PHOEBE: (Sighs) Well, it was a burden being reminded that I was the family screw-up. And in a way, I don’t blame Prue for thinking that. I mean, I used to get into trouble a lot, in high school. I became a shoplifter. I ran away after Grams died. I fell in love with a powerful half-demon. I haven’t done anything responsible, until recently. And I managed to screw that up. You know, Paige had warned me that it would be a big mistake to marry Cole. But I did it, anyway. (Laughs weakly) By all rights, I should still be the youngest sister in the family. No wonder I’m the weakest of the Charmed Ones.

LINNBAKKER: (Frowns) Phoebe, everyone ignored Paige about Cole. And where did you get that ridiculous idea, anyway?

PHOEBE: C’mon! Everyone knows I don’t have an active power.

LINNBAKKER: Pardon me, but what the hell do you call levitation? It’s a power that requires a great deal of action. And you use it most effectively when fighting.

PHOEBE: Yeah, but it’s not as strong as Piper’s powers. Or even Paige’s telekinesis.

LINNBAKKER: First of all, active powers are not automatically stronger than passive powers. You don’t have to inflict physical harm to be powerful. Two, maybe your levitation isn’t as strong as Paige’s teleportation, but your premonitions are. And yes, Paige is a teleporter, not a telekinetic. Also, I never could understand why the Source didn’t bother to steal that power from you.

PHOEBE: He said so, himself. My powers are weak.

LINNBAKKER: This, coming from a daemon who relied upon the Oracle and the Seer? No wonder he was an idiot. (Sighs) Phoebe, your premonitions are a lot stronger than you think. In fact, premonitions can be very powerful. But you’ve never bothered to develop it. Except maybe once or twice. Remember how powerful the Seer’s premonitions were?

PHOEBE: Yeah, but . . .

LINNBAKKER: And having premonitions require a strong, mental discipline. You certainly have that in droves or your premonitions would have driven you to a mental breakdown, a long time ago. You’re a lot more strong-willed than you think.

PHOEBE: (Murmurs) Yeah, right. (Looks away)

LINNBAKKER: (Sighs) You really have a problem with low self-esteem, do you? Maybe the reason you had resented Prue for so long is that deep down, you felt that you didn’t need a second or third mother. Maybe you needed a sister. And a friend, instead.

(Phoebe sighs and focuses her eyes upon the various paintings in the office.)
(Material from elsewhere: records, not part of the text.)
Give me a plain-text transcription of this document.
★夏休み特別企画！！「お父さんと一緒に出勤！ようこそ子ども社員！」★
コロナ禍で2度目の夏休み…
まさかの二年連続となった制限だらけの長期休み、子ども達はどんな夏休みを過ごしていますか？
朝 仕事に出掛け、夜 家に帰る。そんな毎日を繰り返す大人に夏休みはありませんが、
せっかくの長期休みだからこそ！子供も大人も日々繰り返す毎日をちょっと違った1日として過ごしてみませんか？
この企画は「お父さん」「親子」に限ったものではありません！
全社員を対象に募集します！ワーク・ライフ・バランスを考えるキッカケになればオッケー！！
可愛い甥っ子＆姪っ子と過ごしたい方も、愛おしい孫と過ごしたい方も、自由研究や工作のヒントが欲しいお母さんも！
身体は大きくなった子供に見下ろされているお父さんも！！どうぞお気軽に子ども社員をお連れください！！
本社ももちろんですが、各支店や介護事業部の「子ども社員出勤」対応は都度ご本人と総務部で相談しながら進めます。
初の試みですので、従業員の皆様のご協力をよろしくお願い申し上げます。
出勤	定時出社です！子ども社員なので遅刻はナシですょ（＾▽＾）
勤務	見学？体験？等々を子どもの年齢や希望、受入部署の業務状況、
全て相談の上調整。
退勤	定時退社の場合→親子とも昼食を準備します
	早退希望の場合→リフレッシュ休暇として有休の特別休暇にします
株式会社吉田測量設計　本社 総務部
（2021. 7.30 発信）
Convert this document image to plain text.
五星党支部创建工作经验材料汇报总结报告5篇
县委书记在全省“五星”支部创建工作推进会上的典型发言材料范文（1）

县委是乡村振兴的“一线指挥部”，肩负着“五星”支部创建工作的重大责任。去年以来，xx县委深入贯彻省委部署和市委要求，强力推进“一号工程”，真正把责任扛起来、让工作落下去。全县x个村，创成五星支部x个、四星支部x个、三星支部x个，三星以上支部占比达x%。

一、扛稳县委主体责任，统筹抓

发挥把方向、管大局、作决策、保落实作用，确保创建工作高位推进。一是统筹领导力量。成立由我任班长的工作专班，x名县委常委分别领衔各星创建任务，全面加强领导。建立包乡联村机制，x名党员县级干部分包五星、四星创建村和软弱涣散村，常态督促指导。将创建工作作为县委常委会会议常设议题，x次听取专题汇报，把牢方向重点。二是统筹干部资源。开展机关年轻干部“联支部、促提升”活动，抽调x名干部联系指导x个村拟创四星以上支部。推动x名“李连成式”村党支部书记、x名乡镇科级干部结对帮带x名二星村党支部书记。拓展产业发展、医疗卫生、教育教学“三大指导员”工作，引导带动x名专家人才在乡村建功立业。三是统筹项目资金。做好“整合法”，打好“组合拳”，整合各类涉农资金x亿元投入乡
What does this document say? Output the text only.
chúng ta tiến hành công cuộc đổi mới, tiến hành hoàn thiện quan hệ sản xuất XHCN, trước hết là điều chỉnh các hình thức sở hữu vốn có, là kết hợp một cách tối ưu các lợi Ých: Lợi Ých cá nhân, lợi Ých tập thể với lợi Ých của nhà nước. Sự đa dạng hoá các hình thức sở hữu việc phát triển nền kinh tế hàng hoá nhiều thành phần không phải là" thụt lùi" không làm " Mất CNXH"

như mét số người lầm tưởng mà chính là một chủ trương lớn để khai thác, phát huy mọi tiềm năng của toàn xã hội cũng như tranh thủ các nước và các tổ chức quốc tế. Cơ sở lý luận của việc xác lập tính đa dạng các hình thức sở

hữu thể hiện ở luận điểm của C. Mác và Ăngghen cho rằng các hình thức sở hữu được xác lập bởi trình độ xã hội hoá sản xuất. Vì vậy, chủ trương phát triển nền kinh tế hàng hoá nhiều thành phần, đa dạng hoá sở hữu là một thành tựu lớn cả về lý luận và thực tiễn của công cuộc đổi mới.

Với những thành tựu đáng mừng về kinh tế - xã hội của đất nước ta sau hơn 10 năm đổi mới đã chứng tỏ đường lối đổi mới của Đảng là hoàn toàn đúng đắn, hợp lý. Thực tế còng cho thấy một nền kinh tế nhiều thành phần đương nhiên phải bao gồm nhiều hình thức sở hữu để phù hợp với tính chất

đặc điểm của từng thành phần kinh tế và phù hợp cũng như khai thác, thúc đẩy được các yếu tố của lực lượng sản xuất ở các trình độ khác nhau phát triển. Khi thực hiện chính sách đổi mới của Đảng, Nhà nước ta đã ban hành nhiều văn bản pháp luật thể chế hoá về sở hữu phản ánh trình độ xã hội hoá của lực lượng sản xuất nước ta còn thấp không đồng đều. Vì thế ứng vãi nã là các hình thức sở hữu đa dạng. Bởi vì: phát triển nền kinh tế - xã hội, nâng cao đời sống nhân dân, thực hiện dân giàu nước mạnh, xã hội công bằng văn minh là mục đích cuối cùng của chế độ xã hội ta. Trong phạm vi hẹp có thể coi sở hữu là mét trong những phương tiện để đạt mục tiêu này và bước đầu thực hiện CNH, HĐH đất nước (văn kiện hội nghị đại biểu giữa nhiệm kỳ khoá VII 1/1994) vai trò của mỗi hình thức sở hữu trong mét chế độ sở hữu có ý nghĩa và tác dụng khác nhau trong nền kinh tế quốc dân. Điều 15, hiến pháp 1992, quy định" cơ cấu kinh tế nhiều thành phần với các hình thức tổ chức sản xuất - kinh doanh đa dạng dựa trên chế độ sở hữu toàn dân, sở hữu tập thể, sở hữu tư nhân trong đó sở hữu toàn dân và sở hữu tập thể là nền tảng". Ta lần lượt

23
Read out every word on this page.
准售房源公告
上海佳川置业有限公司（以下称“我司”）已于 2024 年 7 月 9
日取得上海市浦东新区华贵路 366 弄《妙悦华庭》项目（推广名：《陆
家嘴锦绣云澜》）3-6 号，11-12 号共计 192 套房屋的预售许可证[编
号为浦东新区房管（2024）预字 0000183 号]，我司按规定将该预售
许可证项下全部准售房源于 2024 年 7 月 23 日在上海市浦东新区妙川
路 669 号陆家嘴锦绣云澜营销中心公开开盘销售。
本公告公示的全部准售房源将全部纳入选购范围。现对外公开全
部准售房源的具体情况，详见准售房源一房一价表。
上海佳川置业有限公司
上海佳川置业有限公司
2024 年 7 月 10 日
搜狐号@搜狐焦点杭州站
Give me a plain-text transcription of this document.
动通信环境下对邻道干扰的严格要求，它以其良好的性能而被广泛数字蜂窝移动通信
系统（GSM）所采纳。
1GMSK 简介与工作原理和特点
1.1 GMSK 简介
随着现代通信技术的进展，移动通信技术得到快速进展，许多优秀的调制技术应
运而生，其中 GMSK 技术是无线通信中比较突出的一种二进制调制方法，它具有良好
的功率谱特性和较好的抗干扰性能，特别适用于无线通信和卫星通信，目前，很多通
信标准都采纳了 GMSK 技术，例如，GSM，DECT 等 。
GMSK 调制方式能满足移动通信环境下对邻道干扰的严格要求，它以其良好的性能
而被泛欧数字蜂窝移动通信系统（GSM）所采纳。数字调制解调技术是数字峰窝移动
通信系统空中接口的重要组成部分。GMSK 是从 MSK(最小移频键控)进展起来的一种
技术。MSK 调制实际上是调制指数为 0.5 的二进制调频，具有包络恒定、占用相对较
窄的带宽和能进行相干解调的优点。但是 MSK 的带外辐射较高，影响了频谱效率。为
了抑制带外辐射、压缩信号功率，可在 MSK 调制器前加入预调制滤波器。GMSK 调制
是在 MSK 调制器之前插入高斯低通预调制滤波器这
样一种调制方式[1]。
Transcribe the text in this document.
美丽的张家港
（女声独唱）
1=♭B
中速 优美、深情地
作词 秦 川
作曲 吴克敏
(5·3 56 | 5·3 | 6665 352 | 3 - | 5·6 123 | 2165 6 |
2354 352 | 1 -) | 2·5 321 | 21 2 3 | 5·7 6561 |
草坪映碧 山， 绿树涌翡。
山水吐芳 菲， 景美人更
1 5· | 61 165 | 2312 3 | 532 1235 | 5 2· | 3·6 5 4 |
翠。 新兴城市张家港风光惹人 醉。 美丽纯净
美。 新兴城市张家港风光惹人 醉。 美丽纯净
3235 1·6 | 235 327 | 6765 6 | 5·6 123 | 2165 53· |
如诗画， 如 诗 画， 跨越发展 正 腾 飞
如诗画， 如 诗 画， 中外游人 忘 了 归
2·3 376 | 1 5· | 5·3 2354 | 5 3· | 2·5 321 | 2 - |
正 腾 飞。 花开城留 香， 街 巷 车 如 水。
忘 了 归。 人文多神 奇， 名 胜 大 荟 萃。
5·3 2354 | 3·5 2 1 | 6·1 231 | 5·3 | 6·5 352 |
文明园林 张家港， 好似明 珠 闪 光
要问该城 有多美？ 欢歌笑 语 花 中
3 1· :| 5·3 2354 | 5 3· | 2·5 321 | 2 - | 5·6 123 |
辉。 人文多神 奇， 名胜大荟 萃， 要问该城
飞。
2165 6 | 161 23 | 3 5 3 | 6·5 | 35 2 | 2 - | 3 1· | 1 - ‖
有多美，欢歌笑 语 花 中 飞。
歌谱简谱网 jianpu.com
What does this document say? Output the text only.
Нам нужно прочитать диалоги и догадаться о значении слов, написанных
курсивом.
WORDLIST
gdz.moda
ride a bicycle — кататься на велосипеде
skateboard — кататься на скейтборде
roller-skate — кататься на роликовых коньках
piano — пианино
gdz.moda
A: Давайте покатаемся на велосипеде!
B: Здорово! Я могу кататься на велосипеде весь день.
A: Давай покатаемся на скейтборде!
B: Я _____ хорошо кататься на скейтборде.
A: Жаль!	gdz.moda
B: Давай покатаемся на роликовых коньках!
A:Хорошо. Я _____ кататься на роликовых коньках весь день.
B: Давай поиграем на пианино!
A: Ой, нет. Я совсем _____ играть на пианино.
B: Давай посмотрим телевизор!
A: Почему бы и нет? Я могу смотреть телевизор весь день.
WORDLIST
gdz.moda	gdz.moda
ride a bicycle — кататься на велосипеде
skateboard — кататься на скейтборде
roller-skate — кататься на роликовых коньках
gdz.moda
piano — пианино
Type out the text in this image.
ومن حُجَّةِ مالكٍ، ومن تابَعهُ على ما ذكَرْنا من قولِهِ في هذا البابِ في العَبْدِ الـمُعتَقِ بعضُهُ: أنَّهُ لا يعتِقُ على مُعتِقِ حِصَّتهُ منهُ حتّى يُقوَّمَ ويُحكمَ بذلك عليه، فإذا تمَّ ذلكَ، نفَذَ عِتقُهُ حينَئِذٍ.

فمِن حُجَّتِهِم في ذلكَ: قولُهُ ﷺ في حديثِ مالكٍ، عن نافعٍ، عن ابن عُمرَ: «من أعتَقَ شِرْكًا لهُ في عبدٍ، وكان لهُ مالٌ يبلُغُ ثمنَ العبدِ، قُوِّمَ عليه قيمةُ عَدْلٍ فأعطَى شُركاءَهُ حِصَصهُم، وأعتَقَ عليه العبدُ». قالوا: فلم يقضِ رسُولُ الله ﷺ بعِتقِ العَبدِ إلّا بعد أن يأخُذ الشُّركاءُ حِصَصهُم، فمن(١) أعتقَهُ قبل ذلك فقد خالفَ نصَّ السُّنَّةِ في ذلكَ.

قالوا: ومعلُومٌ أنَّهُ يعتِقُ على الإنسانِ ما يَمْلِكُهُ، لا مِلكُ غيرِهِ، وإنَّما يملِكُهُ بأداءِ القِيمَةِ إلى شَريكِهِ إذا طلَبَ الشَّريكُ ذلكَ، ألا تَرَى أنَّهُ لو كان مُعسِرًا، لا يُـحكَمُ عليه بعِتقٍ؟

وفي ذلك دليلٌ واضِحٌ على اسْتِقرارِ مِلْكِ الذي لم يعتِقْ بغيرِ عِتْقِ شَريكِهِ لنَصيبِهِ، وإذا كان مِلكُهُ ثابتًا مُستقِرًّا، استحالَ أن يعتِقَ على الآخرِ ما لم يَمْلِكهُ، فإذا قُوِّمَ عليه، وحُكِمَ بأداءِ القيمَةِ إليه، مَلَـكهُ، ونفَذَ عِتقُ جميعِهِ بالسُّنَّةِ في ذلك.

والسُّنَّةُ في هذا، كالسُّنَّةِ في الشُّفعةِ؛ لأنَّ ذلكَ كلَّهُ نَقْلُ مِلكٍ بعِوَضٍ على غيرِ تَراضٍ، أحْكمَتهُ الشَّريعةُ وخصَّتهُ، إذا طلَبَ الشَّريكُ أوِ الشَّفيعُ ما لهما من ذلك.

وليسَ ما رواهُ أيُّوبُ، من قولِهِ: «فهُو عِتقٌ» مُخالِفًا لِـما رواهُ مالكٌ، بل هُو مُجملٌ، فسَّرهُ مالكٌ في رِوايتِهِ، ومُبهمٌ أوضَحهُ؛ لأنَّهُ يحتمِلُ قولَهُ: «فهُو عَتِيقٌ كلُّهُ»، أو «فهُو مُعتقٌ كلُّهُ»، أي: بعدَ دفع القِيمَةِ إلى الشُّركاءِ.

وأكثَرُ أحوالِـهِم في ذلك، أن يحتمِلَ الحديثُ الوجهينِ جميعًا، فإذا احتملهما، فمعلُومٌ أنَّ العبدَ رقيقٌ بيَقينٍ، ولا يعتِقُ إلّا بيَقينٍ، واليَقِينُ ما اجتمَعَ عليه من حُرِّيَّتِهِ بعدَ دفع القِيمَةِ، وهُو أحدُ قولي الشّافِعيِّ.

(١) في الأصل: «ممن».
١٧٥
LINNBAKKER: (Stares) You’re still going through with that divorce, aren’t you?

PHOEBE: (Glances at the doctor) Yeah. For once in my life, I need to be happy. Like I said, Cole and I tried to be together, but it didn’t work.

LINNBAKKER: Exactly how did you try? By forcing Cole to refrain from using his powers? By keeping that power-stripping potion in the house? Did you really think that your relationship would work with him as a human? It seems that your idea of working at a relationship is not accepting him, as he is. Or was meant to be. A half-demon.

PHOEBE: (Angrily) Well, maybe because a relationship between a half-demon and a witch won’t work!

LINNBAKKER: It did work, Phoebe! During the period between Prue’s death and the end of Belthazor, it worked. Just think about it. If Cole had not lost his powers, the Source would have never had the opportunity to possess him. And all of you could have been spared a lot of pain.

PHOEBE: Well, I went through that pain, anyway! No one asked Cole to use that damn Hollow! And besides, I can’t deal with it, anymore. Maybe I still Cole . . . I don’t know. But I need to be free and get on with my life. I need to be happy, for once. And being married to a half-demon who once tried to kill me and my sisters can’t help me. He’s hurt me long enough. (Sighs)

LINNBAKKER: (Shakes her head) Okay, Phoebe. I realize that I cannot stop you. Who knows? You might even enjoy a little relief for a while. But I promise you (pauses) in the end, you’ll probably become that embittered old woman, after all.